Appropriateness for a startup to establish a vision while rapidly pivoting to find the right strategic fit
Many startup organizations begin with a great idea but discover they frequently need to make course corrections, or pivots, as they discover and test market realities. I would argue that the organization's core purpose, values and vivid description need to be clearly identified early. A startup organization's strategy however will likely be adjusted and re-evaluated with each pivot. A well thought out and strongly fitted strategy will help to identity the repercussions, tradeoffs and weaknesses of any proposed pivots at the risk of not pivoting fast enough. Eric Ries and several other entrepreneurs from whomI have heard suggest that “most entrepreneurs who have decided to pivot…will tell you that they wish they had made the decision sooner.” (http://www.forbes.com/sites/martinzwilling/2011/09/16/top-10-ways-entrepreneurs-pivot-a-lean-startup/)
During the internet dot.com bubble burst I worked for a small startup, Ventaso, focused on "increasing the effectiveness of sales and marketing organizations worldwide". This initial mission statement was quite broad and allowed the organization a great deal of freedom to deliver solutions to a targeted audience. The initial vivid description much more precisely allowes sales and marketing to speak with "one voice". Speaking with "one voice" meant rapidly providing approved and consistent marketing collateral across a broad product line to all sales personnel.
Ventaso went through continuous and significant changes in the first few years including a name change, moving locations, replacing the CEO, product platform changes and dissolving partnerships. However through each replacement employees came into work the next day and worked toward the same vision of success. Our Identity was not tied to leaders, workplaces, logos, or the corporate name, they were tied to our purpose and goals. The company’s goals determined if potential employees felt they could contribute, customers felt they could benefit from products, and investors felt the company could be profitable.

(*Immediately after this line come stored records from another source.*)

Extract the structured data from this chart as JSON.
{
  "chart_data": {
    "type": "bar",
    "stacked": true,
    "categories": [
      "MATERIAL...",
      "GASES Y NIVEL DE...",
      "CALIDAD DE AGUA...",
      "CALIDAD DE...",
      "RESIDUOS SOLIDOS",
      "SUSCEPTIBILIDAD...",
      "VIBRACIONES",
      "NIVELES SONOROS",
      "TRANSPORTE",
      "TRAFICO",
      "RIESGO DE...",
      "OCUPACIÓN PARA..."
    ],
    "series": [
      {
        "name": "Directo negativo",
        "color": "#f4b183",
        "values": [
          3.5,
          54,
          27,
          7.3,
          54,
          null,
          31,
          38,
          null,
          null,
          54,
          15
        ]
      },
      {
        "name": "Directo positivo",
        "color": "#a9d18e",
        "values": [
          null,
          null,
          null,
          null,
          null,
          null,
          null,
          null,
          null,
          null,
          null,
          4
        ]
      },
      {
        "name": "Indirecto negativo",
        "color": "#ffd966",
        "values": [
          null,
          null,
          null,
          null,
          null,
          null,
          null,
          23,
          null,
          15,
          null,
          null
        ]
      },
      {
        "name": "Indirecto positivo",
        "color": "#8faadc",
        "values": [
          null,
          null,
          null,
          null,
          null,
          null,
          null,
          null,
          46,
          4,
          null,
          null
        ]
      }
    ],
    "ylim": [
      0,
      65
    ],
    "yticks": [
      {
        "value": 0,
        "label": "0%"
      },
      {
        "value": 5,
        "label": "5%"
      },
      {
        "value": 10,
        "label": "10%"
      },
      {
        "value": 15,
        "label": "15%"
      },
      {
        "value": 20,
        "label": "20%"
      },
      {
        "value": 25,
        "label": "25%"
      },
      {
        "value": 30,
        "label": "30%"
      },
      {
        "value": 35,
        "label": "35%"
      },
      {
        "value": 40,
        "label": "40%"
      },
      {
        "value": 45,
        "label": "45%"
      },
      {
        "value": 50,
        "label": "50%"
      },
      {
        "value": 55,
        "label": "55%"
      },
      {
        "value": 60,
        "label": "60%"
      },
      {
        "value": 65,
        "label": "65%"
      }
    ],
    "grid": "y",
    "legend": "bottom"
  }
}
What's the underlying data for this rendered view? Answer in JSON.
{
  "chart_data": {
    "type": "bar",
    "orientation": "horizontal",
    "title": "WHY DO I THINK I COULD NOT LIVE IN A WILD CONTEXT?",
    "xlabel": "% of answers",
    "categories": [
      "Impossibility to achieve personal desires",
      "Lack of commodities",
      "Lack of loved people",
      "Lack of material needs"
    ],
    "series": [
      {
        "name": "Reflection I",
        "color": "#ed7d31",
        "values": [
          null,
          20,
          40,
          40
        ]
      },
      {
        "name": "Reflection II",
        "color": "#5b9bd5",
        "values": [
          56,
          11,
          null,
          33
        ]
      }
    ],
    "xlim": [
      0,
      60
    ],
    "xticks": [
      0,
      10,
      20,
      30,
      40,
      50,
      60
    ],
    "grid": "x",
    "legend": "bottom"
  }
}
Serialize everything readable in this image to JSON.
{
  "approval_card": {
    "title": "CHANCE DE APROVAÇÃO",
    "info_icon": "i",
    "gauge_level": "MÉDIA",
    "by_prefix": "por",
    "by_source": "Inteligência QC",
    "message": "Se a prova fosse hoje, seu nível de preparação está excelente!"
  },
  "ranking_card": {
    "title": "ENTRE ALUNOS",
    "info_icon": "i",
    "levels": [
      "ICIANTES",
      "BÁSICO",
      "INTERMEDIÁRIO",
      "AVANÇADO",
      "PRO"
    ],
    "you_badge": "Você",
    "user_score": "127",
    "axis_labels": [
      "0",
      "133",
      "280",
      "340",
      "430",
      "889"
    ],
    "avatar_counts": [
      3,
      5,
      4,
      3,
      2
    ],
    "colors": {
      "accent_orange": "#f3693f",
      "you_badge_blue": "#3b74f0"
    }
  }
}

Each department in spite of continuous change was able to make decisions about product platform changes, markets to explore, and changes to release dates because we were all moving in the same direction and had the same goals. The "one voice" theme was easily paraphrased by the press, customers and all employees concisely with the same message and enthusiasm.
The core purpose of the company evolved but was never replaced like so many other components of the company. Eventually when investors felt the company’s vision would not be sufficiently profitable they shutdown the company rather than replacing the vision.
The organizations core values: imagination, accountability, collaboration, tenacity, integrity and quality were not integral to the business. They were not incorporated into the daily work of employees, hiring interviews or decision making. Although it is unclear if the core values could have changed the fate of the organization it is clear that it would have been difficult to instantiate these values if they were not there from the start.
Ventaso did not have a BHAG. We tried to integrate our product with popular tools and celebrated the success of each new customer but internally engineering did not know the competition we were trying to beat, the metrics we were trying to reach or the company we were trying to emulate. Without a BHAG the feeling was like trying to surf a tidal wave rather than rocketing to the moon. We didn’t know our final destination but we were sure going to enjoy the ride.